Security companies hate Apple because Apple gives them no business, especially when it comes to iOS devices. They stand by helplessly, eyes cast downward, hands in pockets, while Apple continues to manage its own mobile device security. Meanwhile, in the Land of Free and Open, Android sufferers slap ineffective protections on their handsets that do little more than chew up processor overhead. Occasionally, one of these security jackholes will sound off about the coming tsunami of malware that will strike iPhone users any day now and how much Apple will rue the day they spurned them.
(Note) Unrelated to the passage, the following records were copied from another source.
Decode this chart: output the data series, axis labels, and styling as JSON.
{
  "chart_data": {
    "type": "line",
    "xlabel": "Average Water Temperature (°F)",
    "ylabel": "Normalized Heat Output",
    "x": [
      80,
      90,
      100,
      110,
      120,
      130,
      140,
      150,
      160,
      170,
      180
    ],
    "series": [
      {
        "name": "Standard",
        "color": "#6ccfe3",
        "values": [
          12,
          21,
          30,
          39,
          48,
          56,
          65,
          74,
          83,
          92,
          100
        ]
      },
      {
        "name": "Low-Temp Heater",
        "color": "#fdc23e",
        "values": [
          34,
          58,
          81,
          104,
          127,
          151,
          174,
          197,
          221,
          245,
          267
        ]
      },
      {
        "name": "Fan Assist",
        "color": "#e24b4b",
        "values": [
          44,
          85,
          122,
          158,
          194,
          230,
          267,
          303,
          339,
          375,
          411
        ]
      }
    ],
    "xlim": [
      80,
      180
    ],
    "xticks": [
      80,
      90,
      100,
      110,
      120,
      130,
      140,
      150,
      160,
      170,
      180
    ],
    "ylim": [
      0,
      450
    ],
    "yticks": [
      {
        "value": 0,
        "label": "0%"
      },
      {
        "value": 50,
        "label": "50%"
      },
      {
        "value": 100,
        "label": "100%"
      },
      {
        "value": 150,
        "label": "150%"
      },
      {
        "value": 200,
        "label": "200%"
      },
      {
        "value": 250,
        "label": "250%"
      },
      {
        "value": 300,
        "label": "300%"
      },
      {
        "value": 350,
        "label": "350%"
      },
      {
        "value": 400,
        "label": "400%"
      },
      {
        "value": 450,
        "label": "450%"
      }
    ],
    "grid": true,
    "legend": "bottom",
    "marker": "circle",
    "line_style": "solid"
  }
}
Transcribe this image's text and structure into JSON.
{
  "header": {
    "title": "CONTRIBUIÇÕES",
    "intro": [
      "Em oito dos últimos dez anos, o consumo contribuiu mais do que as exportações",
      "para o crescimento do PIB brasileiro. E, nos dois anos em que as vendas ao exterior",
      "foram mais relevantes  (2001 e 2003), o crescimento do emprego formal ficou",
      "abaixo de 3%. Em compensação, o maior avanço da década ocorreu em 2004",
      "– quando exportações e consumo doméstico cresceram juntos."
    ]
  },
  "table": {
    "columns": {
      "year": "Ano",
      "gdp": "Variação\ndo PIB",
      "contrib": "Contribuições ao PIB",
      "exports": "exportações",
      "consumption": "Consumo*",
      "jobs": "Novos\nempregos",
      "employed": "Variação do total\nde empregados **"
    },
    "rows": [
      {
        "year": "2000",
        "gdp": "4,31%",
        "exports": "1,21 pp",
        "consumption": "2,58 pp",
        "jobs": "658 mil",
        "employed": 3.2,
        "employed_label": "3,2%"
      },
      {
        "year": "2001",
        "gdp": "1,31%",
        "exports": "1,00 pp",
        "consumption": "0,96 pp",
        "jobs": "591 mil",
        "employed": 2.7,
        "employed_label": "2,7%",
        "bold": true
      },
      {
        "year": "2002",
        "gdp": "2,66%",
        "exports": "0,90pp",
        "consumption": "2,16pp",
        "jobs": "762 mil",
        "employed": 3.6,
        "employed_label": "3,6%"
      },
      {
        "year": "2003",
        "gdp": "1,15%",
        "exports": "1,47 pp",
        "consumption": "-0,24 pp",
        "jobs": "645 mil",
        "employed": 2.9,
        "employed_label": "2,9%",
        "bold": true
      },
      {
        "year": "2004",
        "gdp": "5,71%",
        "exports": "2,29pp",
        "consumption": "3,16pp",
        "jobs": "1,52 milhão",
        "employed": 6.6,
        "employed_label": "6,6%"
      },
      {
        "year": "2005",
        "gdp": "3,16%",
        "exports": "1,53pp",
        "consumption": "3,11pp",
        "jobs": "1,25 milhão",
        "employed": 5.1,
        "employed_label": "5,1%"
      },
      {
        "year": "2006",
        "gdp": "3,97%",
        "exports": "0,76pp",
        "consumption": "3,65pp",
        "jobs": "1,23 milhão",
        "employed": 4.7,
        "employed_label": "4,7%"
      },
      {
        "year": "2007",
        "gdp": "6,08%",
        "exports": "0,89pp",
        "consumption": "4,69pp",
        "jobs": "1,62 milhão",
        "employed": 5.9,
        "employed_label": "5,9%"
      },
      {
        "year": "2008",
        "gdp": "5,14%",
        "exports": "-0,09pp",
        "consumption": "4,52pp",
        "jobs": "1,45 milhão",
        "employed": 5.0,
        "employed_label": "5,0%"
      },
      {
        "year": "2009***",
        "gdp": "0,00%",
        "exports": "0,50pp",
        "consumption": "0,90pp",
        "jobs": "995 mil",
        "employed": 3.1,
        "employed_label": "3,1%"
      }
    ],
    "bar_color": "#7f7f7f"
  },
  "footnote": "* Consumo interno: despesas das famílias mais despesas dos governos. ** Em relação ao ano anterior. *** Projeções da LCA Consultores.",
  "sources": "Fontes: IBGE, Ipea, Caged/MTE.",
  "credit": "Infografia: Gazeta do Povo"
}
Our latest butthurt sniffles come from Andrew Storms, director of security operations for a company called nCircle. Instead of directly railing against Apple’s security, he takes a slightly different tact. He claims that the iOS 6 dialog boxes that appears when an app requests access to things like contact data will annoy users more than they will help them. See if you can guess the RGB of the shade of red on Storms’s face while delivering the following quote:

Instead doing the difficult work of putting together a privacy policy that has some teeth or going after app developers already violating policies, Apple has basically decided to annoy their users by requiring them click through a dialog box for just about every app on their phone. These dialog boxes are going to be like one of those whack-a-mole games – exactly the kind of thing users despise and ignore completely.

Except that Apple has gone after developers. Tim Cook allegedly went after Path’s CEO himself when the news of their unauthorized sending of user contacts broke. Storms is quick to remind people that they were the ones who broke Pathgate, and it’s obvious they miss the attention a little. Apple isn’t exactly known as a company with a “turnstile” approach to booting apps from its store, unlike some other app stores I could mention. If anything, they’re a little too aggressive. As for “annoying” boxes for “just about every app on their phone”? I have 226 of them on mine. Here’s my list of apps that have permission to access contacts:

Slightly less than 226

The laughs don’t stop there. In his post, which I won’t link to for obvious reasons, Storms suggest a change to Apple’s dialog box to more accurately reflect the reality of what you’re allowing the app to do:

Is it OK for me to cry in front of you? 

Good stuff, Drew. The more hyperbole you and your bloatware kin vomit from your caketraps, the more assured iPhone users can be that your wares are not required on Apple’s platform. Watch that you don’t hyperventilate from all that heavy sobbing.